- Miranda in 2026
- Born: Luis Antonio Miranda Concepción August 23, 1954 (age 72) Vega Alta, Puerto Rico
- Education: University of Puerto Rico (BA) New York University
- Political party: Democratic
- Spouse: Luz Towns-Miranda
- Children: 3, including Lin-Manuel
- Relatives: José Miranda (nephew)

= Luis A. Miranda Jr. =

Puerto Rican political strategist, philanthropist, and advocacy consultant (born 1954)

Luis Antonio Miranda Concepción (born August 23, 1954) is a Puerto Rican political strategist, philanthropist, advocacy consultant, and author of the book Relentless: My Story of the Latino Spirit That Is Transforming America. He is the father of playwright Lin-Manuel Miranda.

== Early life ==
Miranda was born and raised in Vega Alta, Puerto Rico. He moved from Puerto Rico to New York City at 18 when he received a scholarship from New York University. He earned his Bachelor of Arts from the University of Puerto Rico and pursued graduate work in psychology at New York University.

== Career and activism ==
In the 1980s, Miranda was a special advisor for Hispanic Affairs to the Mayor of New York City Ed Koch, serving as Director of the Mayor's Office for Hispanic Affairs from 1987 to 1989. In 1989, Luis was made a part of the Board of the NYC Health and Hospitals Corporation by Mayor Koch and also served on the board under the Dinkins administration. In 1993, Miranda was appointed by Mayor Rudolph Giuliani as chairman to the Board of the NYC Health and Hospitals Corporation.

Miranda has served as a political consultant on several high-profile political campaigns, including those for Hillary Clinton and Chuck Schumer. Both in 2001 and 2005, Miranda led Fernando Ferrer's mayoral campaigns. Miranda was also a political consultant for Letitia James, the Attorney General of New York.

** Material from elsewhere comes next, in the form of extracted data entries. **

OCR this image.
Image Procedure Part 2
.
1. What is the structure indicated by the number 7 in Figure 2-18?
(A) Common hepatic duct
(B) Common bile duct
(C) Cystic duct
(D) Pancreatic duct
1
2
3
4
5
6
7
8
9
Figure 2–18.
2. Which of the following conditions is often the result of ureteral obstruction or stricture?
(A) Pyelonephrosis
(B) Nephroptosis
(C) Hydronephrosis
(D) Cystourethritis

Miranda is a founding partner of the MirRam Group which focuses on political and advocacy consulting. Miranda was also a founder and first president of the Hispanic Federation in 1990. Miranda was also the director of field services and research at the National Action Council for Minorities in Engineering, and held leadership positions at the Community Service Society, the NYC Department of Employment, the NYC Board of Education, and Aspira of New York. He is currently the chairperson of The Broadway League's Latino audience development program, Viva Broadway. Miranda is the vice-chair of the Northern Manhattan Arts Alliance and a member of the advisory boards to Nielsen Ratings and R.Evolucion Latina.

Miranda founded the Amber Charter School in East Harlem in 2000. Miranda currently serves as the board chair of the Latino Victory Fund and as a board member of The Gilder Lehrman Institute of American History, NYC & Company, the non-profit The city, the John Jay College Foundation and The Public Theater. He is the chair for the advisory boards to the Caribbean and Latin American Studies Department at the CUNY Graduate Center.

Siempre, Luis, a documentary directed by John James, is centered on Miranda and his years of activism. The film was a 2020 Sundance Film Festival Official Selection and premiered on HBO on October 6, 2020.

In October 2021, The American Association of Political Consultants (AAPC) announced that Luis A. Miranda Jr. was recognized by the organization with the President's Award for lifetime achievement.

In 2023, Miranda supported the nomination of Hector LaSalle to the New York Court of Appeals as a member of "Latinos for LaSalle". LaSalle's nomination was defeated.

== Book ==
Miranda's memoir titled, “Relentless: My Story of the Latino Spirit that Is Transforming America” was released on May 7, 2024. In his book, Miranda shares his reflections about his upbringing in Puerto Rico, career as a political strategist and activist, and understanding the Latino voter.

== Personal life ==
Miranda is married to Luz Towns-Miranda. They have two biological children, Luz Miranda-Crespo and Lin-Manuel Miranda and one adopted son, Miguel. They reside in the Manhattan neighborhood of Washington Heights. Miranda is Catholic.